„Jesus ist mein Impfstoff “ ist christliches Unwort des Jahres 2021

Berlin (tl) – Die deutschsprachige Community hat entscheiden. „Jesus ist mein Impfstoff “ ist das christliche Unwort des Jahres 2021. In der vom Nachrichtenportal „TheoLeaks“ durchgeführten Wahl setzte sich der Begriff mit großem Abstand vor „WCHSN“, „Innerliches Mitsingen“ und „Ansteckender Glaube“ durch.

Für Branchenkenner ist der Sieg beim wichtigsten christlichen Publikumspreis keine Überraschung.

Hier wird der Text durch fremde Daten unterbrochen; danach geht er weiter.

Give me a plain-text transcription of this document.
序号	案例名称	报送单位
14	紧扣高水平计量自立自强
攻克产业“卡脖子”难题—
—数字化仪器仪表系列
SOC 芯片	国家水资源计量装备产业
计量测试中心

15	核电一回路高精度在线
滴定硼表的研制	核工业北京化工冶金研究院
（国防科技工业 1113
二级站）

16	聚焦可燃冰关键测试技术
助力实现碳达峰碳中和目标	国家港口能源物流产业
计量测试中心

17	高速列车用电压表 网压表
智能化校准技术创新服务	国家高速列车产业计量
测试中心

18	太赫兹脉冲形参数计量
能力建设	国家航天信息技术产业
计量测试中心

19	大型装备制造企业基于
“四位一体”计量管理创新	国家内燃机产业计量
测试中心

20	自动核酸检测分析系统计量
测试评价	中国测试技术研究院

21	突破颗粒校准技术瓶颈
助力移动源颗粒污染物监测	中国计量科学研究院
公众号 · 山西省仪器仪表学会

Mit „Jesus ist mein Impfstoff“ gelang es einem Teil des „Leibes Christi“ Wissenschaftsfeindlichkeit und Endzeitgeilheit auf ein nie dagewesenes Niveau zu bringen. Neben dem himmlischen Immunsystem – ganz ohne staatlich gechiptes Malzeichen des Tieres – zeichnet sich der Herr Jesus auch stets für überwundene Kopfschmerzen, jeden freien Parkplatz und jede bestandene Prüfung verantwortlich. Halleluja.

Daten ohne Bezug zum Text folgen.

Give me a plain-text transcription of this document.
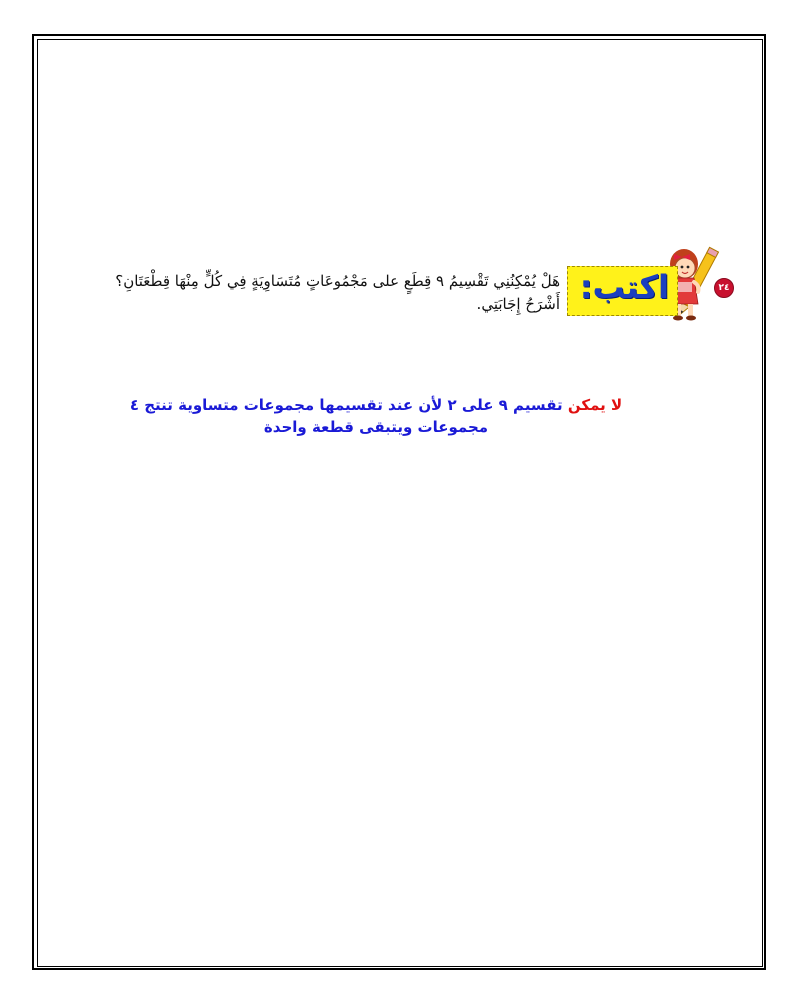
٢٤
اكتب:
هَلْ يُمْكِنُنِي تَقْسِيمُ ٩ قِطَعٍ على مَجْمُوعَاتٍ مُتَسَاوِيَةٍ فِي كُلٍّ مِنْهَا قِطْعَتَانِ؟
أَشْرَحُ إِجَابَتِي.
لا يمكن تقسيم ٩ على ٢ لأن عند تقسيمها مجموعات متساوية تنتج ٤
مجموعات ويتبقى قطعة واحدة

Den beachtlichen zweiten Platz erreichte „WCHSN“. Mitte des Jahres startete der „Bibelserver“ eine Social-Media-Kampagne, in der Bibelverse in kurze Hashtags übersetzt wurden. Der Clou dabei: Die Vokale fehlen und müssen vom Empfänger selbst ergänzt werden. Obwohl die kontextgebende Bibelstelle „Es war Gott (…), der IHN wachsen ließ!“ kaum Raum für Spekulationen lässt, spaltete #wchsn das christliche Lager in die A- oder I-Fraktion. Die einen sind zu fromm, um überhaupt einen fleischlichen Gedanken zu haben. Diese aufrechten Christen assoziieren „Palme wedeln“ stets mit dem österlichen Einzug nach Jerusalem und erkannten standhaft nur eine der möglichen Bedeutungen. Die anderen wissen, dass Selbstliebe nicht unter der Bettdecke endet. Ähnlich imposant waren die spritzigen Reaktionen des ERF-Social-Media-Teams auf die vielen Kommentare auf ihren Kanälen. Ganz groß!

Weit dahinter landete „Innerliches Mitsingen“ auf dem dritten Platz. Die Corona-Schutzverordnungen brachten eine ganze Lobpreis-Industrie an die Grenzen des Zumutbarens. Geworshipped wurde nur aerosolfrei im Herzen. Für das „innerliche Mitsingen“ wurde scheinbar auch nur innerlich abgestimmt. Beides hört sich romantisch an, funktioniert aber nicht so richtig.

Auf dem letzten Platz findet sich mit „ansteckender Glaube“ ein alter Klassiker, der in den letzten beiden Jahren völlig neu mit Inhalt gefüllt wurde. Aus religiösen Veranstaltungen, in denen freimutig vor Gott alle Masken fallen, wurden zahlreiche Super-Spread-The-Love-Ereignisse. So wird Ihr Christsein ansteckend.

Der Sieger des letzten Jahres „Christen im Widerstand“ fand diesmal keine Erwähnung.